Why are cellular providers using the "clear channel" approach instead of the "local broadcaster" approach? Money. Cell sites, even equipped for handling what could be a lower capacity each, have certain fixed costs. That said, we hear a great deal of weeping over the cost of spectrum. It is evidently not yet so precious as to convince providers that a capital investment in equipment to solve the problem doesn't outweigh the cost of spectrum bidding wars conducted by the government.

-- Chris Anderson

I was very disappointed in the science presented in this article. While it is true that a pinhole camera does produce an image of the outside world, that does not void the issue of interference.

To carry the analogy to the next level, where interference does occur, consider poking another hole or two in the side of a pinhole camera. Now, each pinhole will be presenting an image of the outside world, but the images will interfere with each other.

To carry it even further, as the number of holes increases, the image will gradually fade to a blur. In the extreme case (remove the side -- an infinite number of pinholes), the inside of the camera is illuminated by reflected light.
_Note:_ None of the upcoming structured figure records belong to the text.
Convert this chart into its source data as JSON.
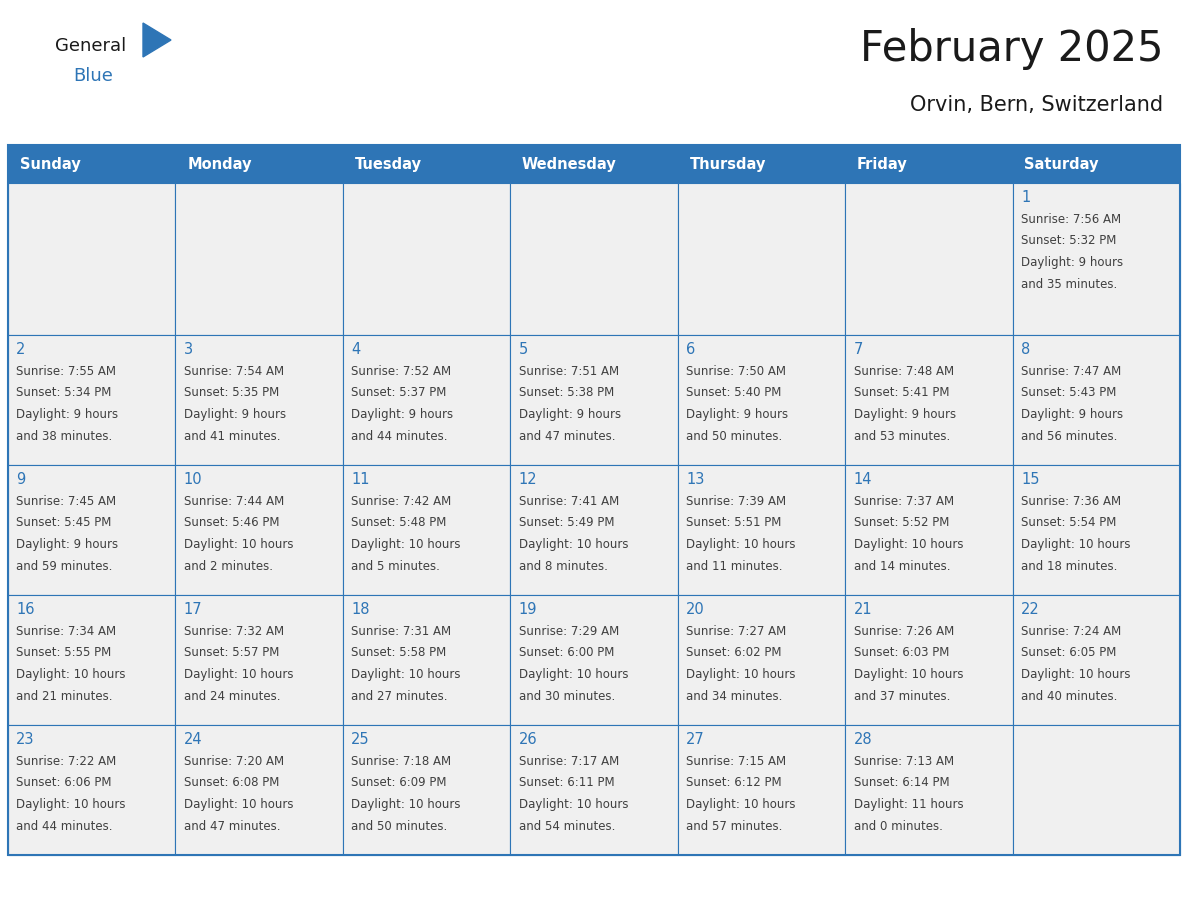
{
  "title": "February 2025",
  "subtitle": "Orvin, Bern, Switzerland",
  "days_of_week": [
    "Sunday",
    "Monday",
    "Tuesday",
    "Wednesday",
    "Thursday",
    "Friday",
    "Saturday"
  ],
  "header_bg": "#2E75B6",
  "header_text": "#FFFFFF",
  "cell_bg": "#f0f0f0",
  "border_color": "#2E75B6",
  "day_number_color": "#2E75B6",
  "info_text_color": "#404040",
  "title_color": "#1a1a1a",
  "logo_general_color": "#1a1a1a",
  "logo_blue_color": "#2E75B6",
  "weeks": [
    [
      {
        "day": null
      },
      {
        "day": null
      },
      {
        "day": null
      },
      {
        "day": null
      },
      {
        "day": null
      },
      {
        "day": null
      },
      {
        "day": 1,
        "sunrise": "7:56 AM",
        "sunset": "5:32 PM",
        "daylight": "9 hours and 35 minutes."
      }
    ],
    [
      {
        "day": 2,
        "sunrise": "7:55 AM",
        "sunset": "5:34 PM",
        "daylight": "9 hours and 38 minutes."
      },
      {
        "day": 3,
        "sunrise": "7:54 AM",
        "sunset": "5:35 PM",
        "daylight": "9 hours and 41 minutes."
      },
      {
        "day": 4,
        "sunrise": "7:52 AM",
        "sunset": "5:37 PM",
        "daylight": "9 hours and 44 minutes."
      },
      {
        "day": 5,
        "sunrise": "7:51 AM",
        "sunset": "5:38 PM",
        "daylight": "9 hours and 47 minutes."
      },
      {
        "day": 6,
        "sunrise": "7:50 AM",
        "sunset": "5:40 PM",
        "daylight": "9 hours and 50 minutes."
      },
      {
        "day": 7,
        "sunrise": "7:48 AM",
        "sunset": "5:41 PM",
        "daylight": "9 hours and 53 minutes."
      },
      {
        "day": 8,
        "sunrise": "7:47 AM",
        "sunset": "5:43 PM",
        "daylight": "9 hours and 56 minutes."
      }
    ],
    [
      {
        "day": 9,
        "sunrise": "7:45 AM",
        "sunset": "5:45 PM",
        "daylight": "9 hours and 59 minutes."
      },
      {
        "day": 10,
        "sunrise": "7:44 AM",
        "sunset": "5:46 PM",
        "daylight": "10 hours and 2 minutes."
      },
      {
        "day": 11,
        "sunrise": "7:42 AM",
        "sunset": "5:48 PM",
        "daylight": "10 hours and 5 minutes."
      },
      {
        "day": 12,
        "sunrise": "7:41 AM",
        "sunset": "5:49 PM",
        "daylight": "10 hours and 8 minutes."
      },
      {
        "day": 13,
        "sunrise": "7:39 AM",
        "sunset": "5:51 PM",
        "daylight": "10 hours and 11 minutes."
      },
      {
        "day": 14,
        "sunrise": "7:37 AM",
        "sunset": "5:52 PM",
        "daylight": "10 hours and 14 minutes."
      },
      {
        "day": 15,
        "sunrise": "7:36 AM",
        "sunset": "5:54 PM",
        "daylight": "10 hours and 18 minutes."
      }
    ],
    [
      {
        "day": 16,
        "sunrise": "7:34 AM",
        "sunset": "5:55 PM",
        "daylight": "10 hours and 21 minutes."
      },
      {
        "day": 17,
        "sunrise": "7:32 AM",
        "sunset": "5:57 PM",
        "daylight": "10 hours and 24 minutes."
      },
      {
        "day": 18,
        "sunrise": "7:31 AM",
        "sunset": "5:58 PM",
        "daylight": "10 hours and 27 minutes."
      },
      {
        "day": 19,
        "sunrise": "7:29 AM",
        "sunset": "6:00 PM",
        "daylight": "10 hours and 30 minutes."
      },
      {
        "day": 20,
        "sunrise": "7:27 AM",
        "sunset": "6:02 PM",
        "daylight": "10 hours and 34 minutes."
      },
      {
        "day": 21,
        "sunrise": "7:26 AM",
        "sunset": "6:03 PM",
        "daylight": "10 hours and 37 minutes."
      },
      {
        "day": 22,
        "sunrise": "7:24 AM",
        "sunset": "6:05 PM",
        "daylight": "10 hours and 40 minutes."
      }
    ],
    [
      {
        "day": 23,
        "sunrise": "7:22 AM",
        "sunset": "6:06 PM",
        "daylight": "10 hours and 44 minutes."
      },
      {
        "day": 24,
        "sunrise": "7:20 AM",
        "sunset": "6:08 PM",
        "daylight": "10 hours and 47 minutes."
      },
      {
        "day": 25,
        "sunrise": "7:18 AM",
        "sunset": "6:09 PM",
        "daylight": "10 hours and 50 minutes."
      },
      {
        "day": 26,
        "sunrise": "7:17 AM",
        "sunset": "6:11 PM",
        "daylight": "10 hours and 54 minutes."
      },
      {
        "day": 27,
        "sunrise": "7:15 AM",
        "sunset": "6:12 PM",
        "daylight": "10 hours and 57 minutes."
      },
      {
        "day": 28,
        "sunrise": "7:13 AM",
        "sunset": "6:14 PM",
        "daylight": "11 hours and 0 minutes."
      },
      {
        "day": null
      }
    ]
  ]
}
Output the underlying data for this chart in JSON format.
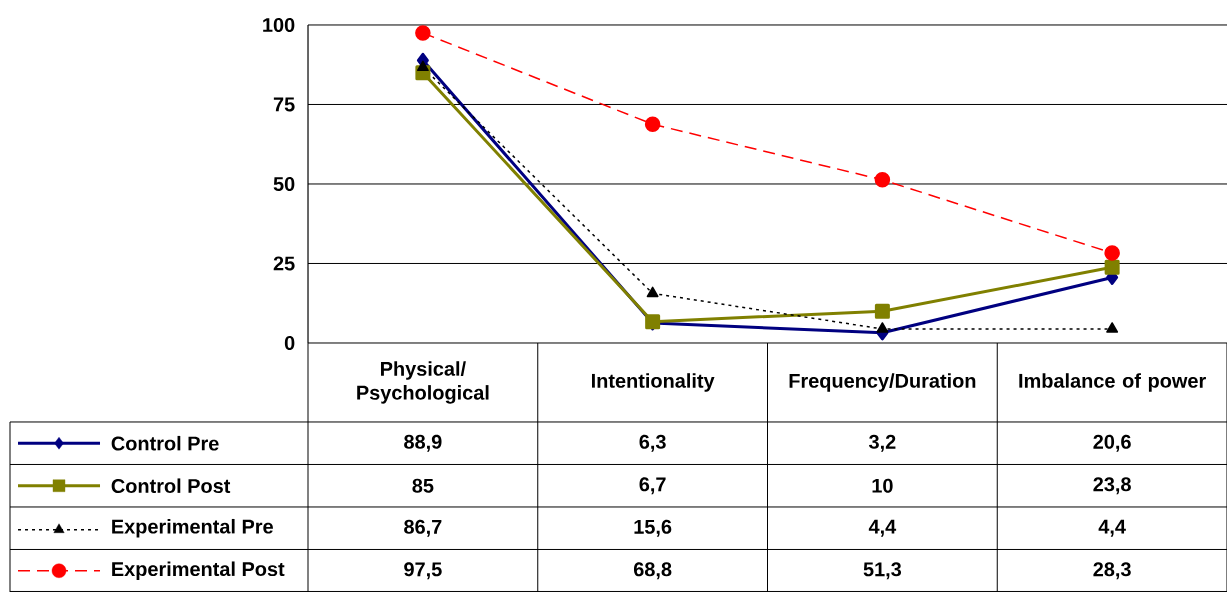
{
  "chart_data": {
    "type": "line",
    "categories": [
      "Physical/ Psychological",
      "Intentionality",
      "Frequency/Duration",
      "Imbalance of power"
    ],
    "series": [
      {
        "name": "Control Pre",
        "color": "#000080",
        "marker": "diamond",
        "line_style": "solid",
        "values": [
          88.9,
          6.3,
          3.2,
          20.6
        ],
        "value_labels": [
          "88,9",
          "6,3",
          "3,2",
          "20,6"
        ]
      },
      {
        "name": "Control Post",
        "color": "#808000",
        "marker": "square",
        "line_style": "solid",
        "values": [
          85,
          6.7,
          10,
          23.8
        ],
        "value_labels": [
          "85",
          "6,7",
          "10",
          "23,8"
        ]
      },
      {
        "name": "Experimental Pre",
        "color": "#000000",
        "marker": "triangle",
        "line_style": "dotted",
        "values": [
          86.7,
          15.6,
          4.4,
          4.4
        ],
        "value_labels": [
          "86,7",
          "15,6",
          "4,4",
          "4,4"
        ]
      },
      {
        "name": "Experimental Post",
        "color": "#ff0000",
        "marker": "circle",
        "line_style": "dashed",
        "values": [
          97.5,
          68.8,
          51.3,
          28.3
        ],
        "value_labels": [
          "97,5",
          "68,8",
          "51,3",
          "28,3"
        ]
      }
    ],
    "ylim": [
      0,
      100
    ],
    "yticks": [
      0,
      25,
      50,
      75,
      100
    ],
    "grid": "y",
    "legend": "left"
  }
}
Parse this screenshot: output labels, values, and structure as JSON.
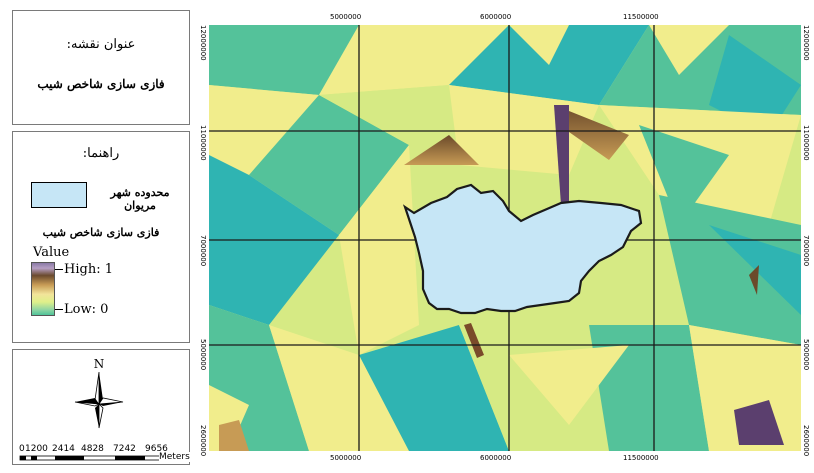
{
  "title_box": {
    "label": "عنوان نقشه:",
    "value": "فازی سازی شاخص شیب"
  },
  "legend": {
    "heading": "راهنما:",
    "city_label": "محدوده شهر مریوان",
    "city_color": "#c6e6f6",
    "layer_title": "فازی سازی شاخص شیب",
    "value_label": "Value",
    "high_label": "High: 1",
    "low_label": "Low: 0"
  },
  "north_arrow": {
    "letter": "N",
    "icon": "north-arrow-icon"
  },
  "scale_bar": {
    "labels": [
      "0",
      "1200",
      "2414",
      "4828",
      "7242",
      "9656"
    ],
    "unit": "Meters"
  },
  "map": {
    "x_coords_top": [
      "5000000",
      "6000000",
      "11500000"
    ],
    "x_coords_bottom": [
      "5000000",
      "6000000",
      "11500000"
    ],
    "y_coords_left": [
      "12000000",
      "11000000",
      "7000000",
      "5000000",
      "2600000"
    ],
    "y_coords_right": [
      "12000000",
      "11000000",
      "7000000",
      "5000000",
      "2600000"
    ],
    "palette": {
      "green": "#54c29a",
      "teal": "#2fb4b2",
      "yellow": "#f1ed8c",
      "lime": "#d6ea84",
      "brown": "#7a4a2a",
      "purple": "#5b3f6e",
      "city_fill": "#c6e6f6",
      "grid": "#1a1a1a"
    }
  }
}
The information from the myriad pinholes has been lost in the sea of noise.

-- Bryan Ewbank

David Reed is wrong in a very narrow technical sense. Electromagnetic waves do exhibit interference: think of the famous 2-slit experiment in quantum mechanics. Furthermore, as I'm sure he is well aware, Claude Shannon proved that there is a maximal amount of information that can be carried in a given bandwidth. Having made those technical points I'll concede that the information content of radio or even TV programming would allow us to use much, much narrower bandwidths if we replaced our current radio technologies, and here is where he makes a more significant error.

He glibly dismisses the huge effort that would be required to shift this basic consumer technology. Look at the pathetically slow adoption of HDTV by consumers. My household hasn't been in any rush to pick up HDTV or satellite radio. We certainly aren't in any hurry to replace our eight or nine radios.